Honey! Surprise! I Think I’m British!

I was explaining to Lime this evening about how I’d gone through some papers, while preparing my passport application. (I need a new passport in about six weeks and it takes three weeks for the new one to arrive, so I’m trying to get organized and get the application in as soon as possible.)

Anyway, I was mentioning how I had examined my Certificate of Canadian Citizenship, both the little wallet-sized card and the larger certificate document. On the passport form, a date was requested for these documents, but no date was given on either document, so I resorted to looking at the other papers enclosed with it.

It turned out that the certificate was accompanied by a letter, you know, with a fake signature from the Secretary of State of Canada at that time. The letter had only one thing by way of a date: the year 1979. Now, I was born in 1974, and the first thing Lime asked me when she saw that letter was: “What were you before you were Canadian?”

She’s a smart one, my Lime.

So I fished out the other little document that had been bundled with the certificate by my father many years ago. It was… lo and behold… the form that certified my landed immigrant status in Canada. There’s a passport number on the form, and the passport was issued by Britain. And seeing that, a memory flooded back into my mind, of a British passport I had as a little kid, and long-ago (maybe) lost.

I was too busy this afternoon, but tomorrow afternoon, I’ll definitely be calling the British Consulate and asking them what I should be doing next. I’ll probably have to wait a few weeks, till I get my Canadian passport back, but… if I understand things correctly, by sometime next year, I should have a British passport in my possession as well. Which opens all kinds of doors for work and residence in Europe, for example, right?
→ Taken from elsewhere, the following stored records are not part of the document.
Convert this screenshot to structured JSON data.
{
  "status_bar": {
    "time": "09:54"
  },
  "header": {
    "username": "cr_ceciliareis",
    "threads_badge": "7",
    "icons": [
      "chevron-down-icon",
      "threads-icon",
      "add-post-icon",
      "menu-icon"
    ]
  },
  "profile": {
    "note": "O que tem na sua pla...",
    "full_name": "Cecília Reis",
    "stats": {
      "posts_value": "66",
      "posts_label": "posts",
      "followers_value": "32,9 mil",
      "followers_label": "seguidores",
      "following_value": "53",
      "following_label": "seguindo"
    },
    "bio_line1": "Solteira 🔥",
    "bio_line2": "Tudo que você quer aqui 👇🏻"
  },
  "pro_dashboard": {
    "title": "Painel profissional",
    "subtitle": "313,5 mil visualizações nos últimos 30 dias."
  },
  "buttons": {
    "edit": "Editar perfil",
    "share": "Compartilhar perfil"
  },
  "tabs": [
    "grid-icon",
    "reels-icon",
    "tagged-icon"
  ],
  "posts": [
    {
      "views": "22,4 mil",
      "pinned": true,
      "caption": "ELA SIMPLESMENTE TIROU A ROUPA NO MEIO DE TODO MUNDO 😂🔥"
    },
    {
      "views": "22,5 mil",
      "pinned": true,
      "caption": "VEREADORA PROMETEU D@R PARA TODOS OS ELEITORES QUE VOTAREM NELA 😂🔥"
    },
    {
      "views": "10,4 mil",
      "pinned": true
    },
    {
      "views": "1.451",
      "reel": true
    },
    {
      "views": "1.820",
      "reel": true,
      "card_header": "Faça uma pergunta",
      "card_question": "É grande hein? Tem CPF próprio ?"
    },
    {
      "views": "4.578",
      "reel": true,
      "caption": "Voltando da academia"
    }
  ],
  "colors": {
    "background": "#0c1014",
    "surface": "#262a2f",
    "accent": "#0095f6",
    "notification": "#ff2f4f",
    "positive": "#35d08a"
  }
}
So they say. Which is cool. If that turns out to be correct, I’ll carry back all the other documents I have in my possession, from my father’s and grandfather’s birth and marriage certificates to the family papers dating even farther back.

Sometime, I should post about Robert Penman Sellar. Those Sellars… publishers and booksellers, the lot of them. Fittingly.

UPDATE (24 Oct 2006): Well, I talked to someone in Consular Services at the British Embassy in Seoul, and it turns out I’m going to need all of those documents to establish my citizenship in Britain after all. Once I get my new Canadian passport, in November, I’ll start in on this process. Hopefully it won’t take too long. I’ll be finding out more later this week, when The Person To Talk To About These Sorts of Things gets back to the office.

6 thoughts on “Honey! Surprise! I Think I’m British!

  1. Fantastic Gord! Pursue that line of inquiry (as the Brits would say).

    If you have British citizenship you can work anywhere in the EU, and be entitled to full rights with the country you choose.

    Best of luck with that. :)

  2. It’d be nice, at least as an option. At some point, Lime was talking about living in Spain — I have no idea what put that into her head, but this way, it would be quite possible. :)

    Anyway, as it turns out, I’m pretty sure I have a right to British citizenship, inherited through my grandfather, and I have (I think) all the documents I need to demonstrate it. Either well, I’m sure to get it, if I understand the situation correctly. So I think either way, whether or not they have previous record of my citizenship — though I was told they should — I am thinking I will be getting a passport sometime in the next few months… but as with everything, we shall have to wait and see…

    Thanks for the luck wishes…

  3. Welcome to the club….

    (Not that I have done anything to exercise my rights, but my birth certificate and all the stuff identifying me as yes, that same person, ought to do it….)

  4. Yay! Well, I plan on doing something about it, though I have a feeling there will be a lot of hurry up & wait. I was told to mail a letter to an office in Liverpool, and that’s never good news.